Over 50% of the country has access to legal marijuana now. Ohio and Delaware will start selling from state licensed dispensaries this year.  Even Florida, the largest nanny state, is voting for full recreational cannabis sales and has 66% public approval.  But what about the claim allowing access to marijuana will increase crime?  Well, data shows legal marijuana expands as hard crime drops.

RELATED: California or New York, Which Has The Biggest Marijuana Mess

Data released in June 2024 from the Federal Bureau of Investigations (FBI) show violent crime from January to March dropped 15.2% compared to the same period in 2023, while murders fell 26.4% and reported rapes decreased by 25.7%. Aggravated assaults decreased during the period when compared to the previous year by 12.5%, according to the data.

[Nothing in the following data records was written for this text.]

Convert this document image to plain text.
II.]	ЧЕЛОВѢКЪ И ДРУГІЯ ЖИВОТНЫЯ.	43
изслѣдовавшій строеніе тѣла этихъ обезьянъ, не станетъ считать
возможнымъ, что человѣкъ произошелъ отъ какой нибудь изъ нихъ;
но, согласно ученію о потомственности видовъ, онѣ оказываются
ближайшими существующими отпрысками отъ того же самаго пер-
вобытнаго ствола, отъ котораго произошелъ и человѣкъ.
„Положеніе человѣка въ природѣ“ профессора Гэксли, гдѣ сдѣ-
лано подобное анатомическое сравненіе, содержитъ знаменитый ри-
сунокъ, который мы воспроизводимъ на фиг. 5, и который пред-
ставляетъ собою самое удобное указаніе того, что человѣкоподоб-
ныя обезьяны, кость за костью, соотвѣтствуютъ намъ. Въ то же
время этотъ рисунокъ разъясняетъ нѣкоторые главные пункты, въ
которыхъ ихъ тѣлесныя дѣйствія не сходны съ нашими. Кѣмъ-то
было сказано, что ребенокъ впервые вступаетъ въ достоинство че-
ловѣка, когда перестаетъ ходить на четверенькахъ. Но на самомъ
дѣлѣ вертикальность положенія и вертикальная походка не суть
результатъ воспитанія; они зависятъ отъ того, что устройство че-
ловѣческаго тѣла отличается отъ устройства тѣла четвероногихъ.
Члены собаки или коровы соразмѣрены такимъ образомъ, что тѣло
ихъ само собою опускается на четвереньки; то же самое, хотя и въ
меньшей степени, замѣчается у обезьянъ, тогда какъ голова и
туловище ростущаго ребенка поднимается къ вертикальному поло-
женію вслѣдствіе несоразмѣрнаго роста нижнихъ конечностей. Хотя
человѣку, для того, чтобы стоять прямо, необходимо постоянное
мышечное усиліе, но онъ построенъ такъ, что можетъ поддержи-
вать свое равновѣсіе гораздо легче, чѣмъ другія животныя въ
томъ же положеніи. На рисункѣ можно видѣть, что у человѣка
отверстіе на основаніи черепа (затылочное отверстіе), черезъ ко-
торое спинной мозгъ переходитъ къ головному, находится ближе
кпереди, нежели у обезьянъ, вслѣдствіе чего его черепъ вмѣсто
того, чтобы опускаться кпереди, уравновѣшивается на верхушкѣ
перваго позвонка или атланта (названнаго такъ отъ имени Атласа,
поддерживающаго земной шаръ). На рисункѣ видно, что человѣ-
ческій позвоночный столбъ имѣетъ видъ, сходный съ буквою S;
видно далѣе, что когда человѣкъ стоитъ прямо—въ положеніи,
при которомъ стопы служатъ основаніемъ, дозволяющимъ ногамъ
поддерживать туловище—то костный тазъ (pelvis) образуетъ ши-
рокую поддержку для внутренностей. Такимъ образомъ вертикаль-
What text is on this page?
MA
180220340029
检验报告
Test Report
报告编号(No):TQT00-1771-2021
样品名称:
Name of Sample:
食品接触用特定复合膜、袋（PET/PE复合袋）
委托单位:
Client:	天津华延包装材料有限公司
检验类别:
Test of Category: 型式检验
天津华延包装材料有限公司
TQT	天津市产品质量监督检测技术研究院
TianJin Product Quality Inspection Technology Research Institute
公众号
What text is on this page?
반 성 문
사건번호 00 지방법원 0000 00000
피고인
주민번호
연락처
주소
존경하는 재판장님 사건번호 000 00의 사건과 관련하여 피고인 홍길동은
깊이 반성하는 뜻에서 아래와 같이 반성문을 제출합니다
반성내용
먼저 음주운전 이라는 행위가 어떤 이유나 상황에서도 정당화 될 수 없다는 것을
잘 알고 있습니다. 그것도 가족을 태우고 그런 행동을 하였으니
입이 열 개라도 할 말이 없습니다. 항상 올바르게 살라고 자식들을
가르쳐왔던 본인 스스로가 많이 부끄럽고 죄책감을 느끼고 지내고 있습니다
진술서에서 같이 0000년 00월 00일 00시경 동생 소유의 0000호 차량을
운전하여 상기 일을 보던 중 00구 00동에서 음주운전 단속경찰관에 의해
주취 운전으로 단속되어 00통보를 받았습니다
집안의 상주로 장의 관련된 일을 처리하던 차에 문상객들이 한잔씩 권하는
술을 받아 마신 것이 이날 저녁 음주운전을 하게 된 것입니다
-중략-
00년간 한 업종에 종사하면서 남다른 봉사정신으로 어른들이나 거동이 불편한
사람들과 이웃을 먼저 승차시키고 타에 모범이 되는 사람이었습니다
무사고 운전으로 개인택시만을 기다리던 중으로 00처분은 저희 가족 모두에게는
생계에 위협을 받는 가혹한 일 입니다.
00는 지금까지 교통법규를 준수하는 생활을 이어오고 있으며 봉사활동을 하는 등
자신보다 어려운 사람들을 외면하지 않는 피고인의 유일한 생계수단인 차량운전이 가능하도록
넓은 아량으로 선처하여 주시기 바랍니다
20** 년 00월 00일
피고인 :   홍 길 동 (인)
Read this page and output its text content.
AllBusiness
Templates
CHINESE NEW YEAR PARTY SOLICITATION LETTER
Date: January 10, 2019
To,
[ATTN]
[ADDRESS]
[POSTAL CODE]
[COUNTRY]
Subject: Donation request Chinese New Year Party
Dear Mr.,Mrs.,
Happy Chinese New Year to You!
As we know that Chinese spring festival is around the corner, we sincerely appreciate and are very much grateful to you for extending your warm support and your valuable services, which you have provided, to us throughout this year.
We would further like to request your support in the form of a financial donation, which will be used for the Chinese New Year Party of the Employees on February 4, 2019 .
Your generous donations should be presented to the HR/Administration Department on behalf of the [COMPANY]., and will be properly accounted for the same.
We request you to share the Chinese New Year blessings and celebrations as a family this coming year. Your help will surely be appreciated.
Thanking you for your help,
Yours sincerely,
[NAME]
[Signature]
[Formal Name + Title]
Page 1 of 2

Robberies fell 17.8% and burglaries by 16.7%. Property crime decreased 15.1%,  while motor vehicle theft decreased by 17.3%. The declines in violent and property crimes were seen in every region of the US.

Photo by Sarah Pender/Getty Images

This follows a trend from last year with crime dropping in the United States. Which makes the marijuana increase crime an an odd talking point saying how legal marijuana will increase crime, but it has not played out. Both local and national trends show a drop and studies have said cannabis doesn’t increase crime.

“We have consistently seen that more access to legal cannabis not only does not increase crime, but it can reduce it. A study in Colorado showed an additional dispensary in a neighborhood led to a reduction of 17 crimes per month per 10,000 residents, which corresponds to roughly a 19 percent decline relative to the average crime rate over the sample period.” shared Jesse Redmond, Managing Director, Water Tower Research, a leading firm in the cannabis industry.

These numbers do not mean the cannabis industry is clean, do gooders.  California is still struggling with a robust black market hammering the legal one. California has burdened licensed companies with multiple high taxes, fees and almost zero help in reducing the black market. The Golden states weed farmers have been shipping products to New York’s mess despite it being clearly against the law.

RELATED: Was There Marijuana In The Old West

New York also seems to be fostering a white collar crime spree with their failed rollout of recreational marijuana.  The states abrupt changed, at the last minute, the process to license legitimate dispensaries and business in the states has created grief, lawsuits, crushed mom and pop dreams and over 1,500 healthy unlicensed, illicit dispensaries in New York City. The state is still grappling with how to fix the mess, but isn’t having much success.  As of this writing, the state has only managed to provide under 100 licensed stores who are competing with a vast number of competitors who don’t have the same tax burden.